Özellikle Lazkiye’de, “Nusayri Devleti” fikri üzerinden oynanan oyunlar dikkat çekici. Bölgede halkın ayaklandırılmaya çalışıldığı, uluslararası müdahale için zemin hazırlanmaya başladığı söylentileri günden güne yayılıyor.
Zira Lazkiye’de herhangi bir çatışma yaşanmazken muhalif kılığına giren bazı DEAŞ görünümlü kişilerin kente girişte örgüt marşları çaldığını sosyal medyada görmüştük.
Güney Kıbrıs’a 3 Bin Nusayri Milis Gönderildi
Esed rejimi Suriye’de kaybetti. Ancak işkenceleriyle ünlü istihbarat servisi El Muhaberat savaştan vazgeçmiş değil. Yeni iktidarın af ilanına rağmen içlerinde büyük bir hırs var. Bu noktada neler yapılabileceğini değerlendirmek için İsrail’le temasa geçtiler. Halep’in düşmesinin hemen ardından rejimin devrilebileceğini muhalifler bile düşünmüyordu kuşkusuz. Ancak İsrail belki de ABD’nin yardımıyla bu durumu öngördü.
Henüz Humus düşmeden, Şam’a girilmeden Lazkiye’deki rejime bağlı güçlere silah yardımı yapıldı ve bu kişiler yolu bilinmeyen bir şekilde Güney Kıbrıs’a taşındı. Bugün orada eğitim almadıklarına dair bir bilgi yok. Yakın zamanda bu kişilerin aynı şekilde Suriye’ye taşınmasının tespitinin engellenmesi için de yok edilmiş olabilir Suriye donanması..

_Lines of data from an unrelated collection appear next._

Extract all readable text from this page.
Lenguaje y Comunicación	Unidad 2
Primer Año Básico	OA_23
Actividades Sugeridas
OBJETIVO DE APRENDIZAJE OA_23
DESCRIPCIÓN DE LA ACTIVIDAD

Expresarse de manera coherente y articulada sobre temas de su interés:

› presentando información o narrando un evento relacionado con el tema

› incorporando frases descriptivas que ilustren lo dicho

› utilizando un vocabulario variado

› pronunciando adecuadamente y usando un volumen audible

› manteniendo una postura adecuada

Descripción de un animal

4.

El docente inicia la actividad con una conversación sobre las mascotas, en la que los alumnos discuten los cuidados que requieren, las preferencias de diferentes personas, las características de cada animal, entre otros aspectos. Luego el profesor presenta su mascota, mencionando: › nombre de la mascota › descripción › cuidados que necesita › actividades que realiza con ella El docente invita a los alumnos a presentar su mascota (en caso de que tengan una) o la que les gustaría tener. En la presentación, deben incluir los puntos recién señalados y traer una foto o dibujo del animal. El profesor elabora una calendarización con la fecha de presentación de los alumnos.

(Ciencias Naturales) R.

Nitekim saldırılar başlamadan önce Rus donanması 8-10 km açığa ilerleyerek kendilerine zarar gelmesini engellemişti. İsrail’in bu konuyla ilgili Moskova’ya bilgi vermemiş olması düşünülemez. Lazkiye’deki grupların taşınmasında da Rus donanmasının gözetiminin bulunmadığını düşünmek hayalperestlik olacaktır.
Nitekim Rusya rejimin devrilmesiyle birlikte bölgesel çıkarları açısından ciddi bir darbe aldı. Muhaliflerle anlaşarak üslerinin bölgede kalacağı ön görülse bile…
Dolayısıyla Bu grupların tekrar Suriye’ye dönmemesi için Şam yönetiminin dikkatli olması gerekiyor. Aksi halde Suriye kuzeybatısında yeni bir gerilla savaşı başlayabilir ve Türkiye sınırlarını da tehdit eden Nusayri Devleti arayışı gündeme gelebilir.